The Unity Machine Learning Agents Toolkit (ML-Agents) is an open-source project that enables games and simulations to serve as environments for training intelligent agents using deep reinforcement learning and imitation learning.
https://unity.com/products/machine-learning-agents
Other
16.98k stars 4.14k forks source link

Help on hyperparameters and setup #1271

Closed SestoAle closed 5 years ago

SestoAle commented 6 years ago

Hi,

I need a little help on understanding my problem. I'm making a little turn based rogue like game, but I want to proceed in small step in order to understand everything about DRL.

My game setup is this:

The game is made with Unity but I use the PPO algorithm of the tensorforce framework, I don't use the Unity algorithm because I need to use a CNN for my experiments and various type of algorithms.

In this moment I use these hyperparamters:

With this configuration the agent don't learn anything, is like a random agent. If i set the goal position to static (it spawns at the same position every episodes), the agent learn very quickly.

I tried also other types of net configurations, like only 2 Dense layers with different hidden units per layer (32, 64, 128 at each layer), and a lot of different hyperparameters, but the agent never learns.

I tried also the PPO algorithm of Unity but with the same results.

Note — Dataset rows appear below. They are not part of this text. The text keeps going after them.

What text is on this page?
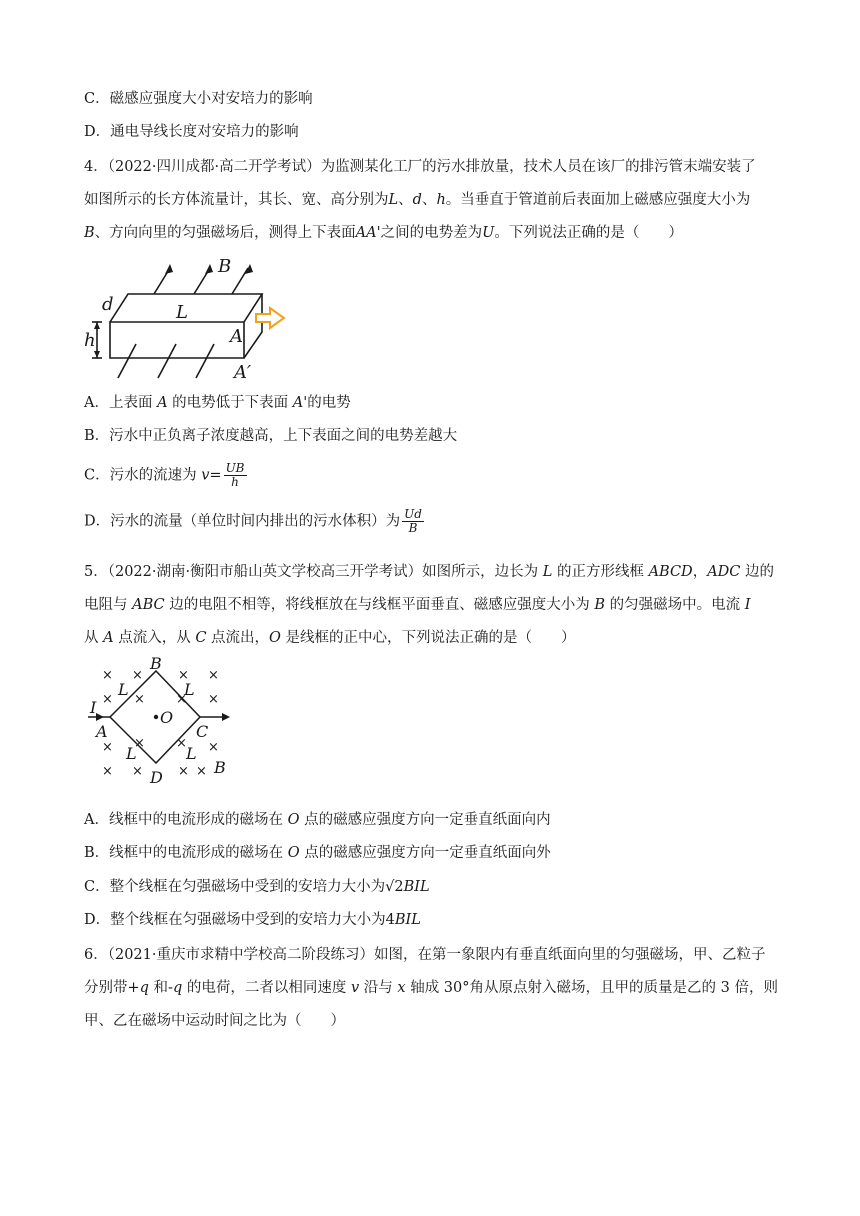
C．磁感应强度大小对安培力的影响
D．通电导线长度对安培力的影响
4．（2022·四川成都·高二开学考试）为监测某化工厂的污水排放量，技术人员在该厂的排污管末端安装了
如图所示的长方体流量计，其长、宽、高分别为L、d、h。当垂直于管道前后表面加上磁感应强度大小为
B、方向向里的匀强磁场后，测得上下表面AA'之间的电势差为U。下列说法正确的是（　　）
B
d	L
h	A
A′
A．上表面 A 的电势低于下表面 A'的电势
B．污水中正负离子浓度越高，上下表面之间的电势差越大
C．污水的流速为 $v= \frac{UB}{h}$
D．污水的流量（单位时间内排出的污水体积）为 $\frac{Ud}{B}$
5．（2022·湖南·衡阳市船山英文学校高三开学考试）如图所示，边长为 L 的正方形线框 ABCD，ADC 边的
电阻与 ABC 边的电阻不相等，将线框放在与线框平面垂直、磁感应强度大小为 B 的匀强磁场中。电流 I
从 A 点流入，从 C 点流出，O 是线框的正中心，下列说法正确的是（　　）
× ×	× ×
× × × ×
× × × ×
× ×	× ×
B
I
A	C
D
O
L	L
L	L
B
A．线框中的电流形成的磁场在 O 点的磁感应强度方向一定垂直纸面向内
B．线框中的电流形成的磁场在 O 点的磁感应强度方向一定垂直纸面向外
C．整个线框在匀强磁场中受到的安培力大小为√2BIL
D．整个线框在匀强磁场中受到的安培力大小为4BIL
6．（2021·重庆市求精中学校高二阶段练习）如图，在第一象限内有垂直纸面向里的匀强磁场，甲、乙粒子
分别带+q 和-q 的电荷，二者以相同速度 v 沿与 x 轴成 30°角从原点射入磁场，且甲的质量是乙的 3 倍，则
甲、乙在磁场中运动时间之比为（　　）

I think that the agent should be able to learn this simple objective, and I am really frustrated by now, so I need some helps: in your experiences, is there anything really wrong with my set-up?

Thank you

xiaomaogy commented 6 years ago

Hi @SestoAle, maybe try to limit the goal position space (like limit it to only 4 four possible positions instead of being static), and see if it can still learn.

SestoAle commented 5 years ago

So, I tried to limit the goal and the agent can't learn. I thought that the observation wasn't well defined (the 8x8 int matrix) and so I added an Embedding layer with size 3.

The new network configuration is:

Embedding layer, size 3, indices 4 Conv 5x5, stride 1, size 32, relu Conv 5x5, stride 1, size 32, relu Conv 3x3, stride 2, size 32, relu Conv 3x3, stride 2, size 32, relu FC size 256 FC size 256

With this net the agent learns to reach the goal in about 1M steps. Now I'm trying to add complexity to the game: at every step the goal moves randomly of one position and the block tiles of the map are created randomly. with this setup the agent still learns, but very slowly. So my questions are:

1) Do you think that this net configuration can work well or it can it be improved? 2) The observation representation (the 8x8 int matrix) is the best choice to represent the environment? 3) Since my game is completely discrete (with discrete actions and on demand decisions) do you think that a DQN algorithm can work better with respect of PPO?

Thanks!

xiaomaogy commented 5 years ago

@SestoAle I guess you will need to figure these answers yourself since this is something that depends on a lot of other factors.

xiaomaogy commented 5 years ago

Thanks for reaching out to us. Hopefully you were able to resolve your issue. We are closing this due to inactivity, but if you need additional assistance, feel free to reopen the issue.

lock[bot] commented 4 years ago

This thread has been automatically locked since there has not been any recent activity after it was closed. Please open a new issue for related bugs.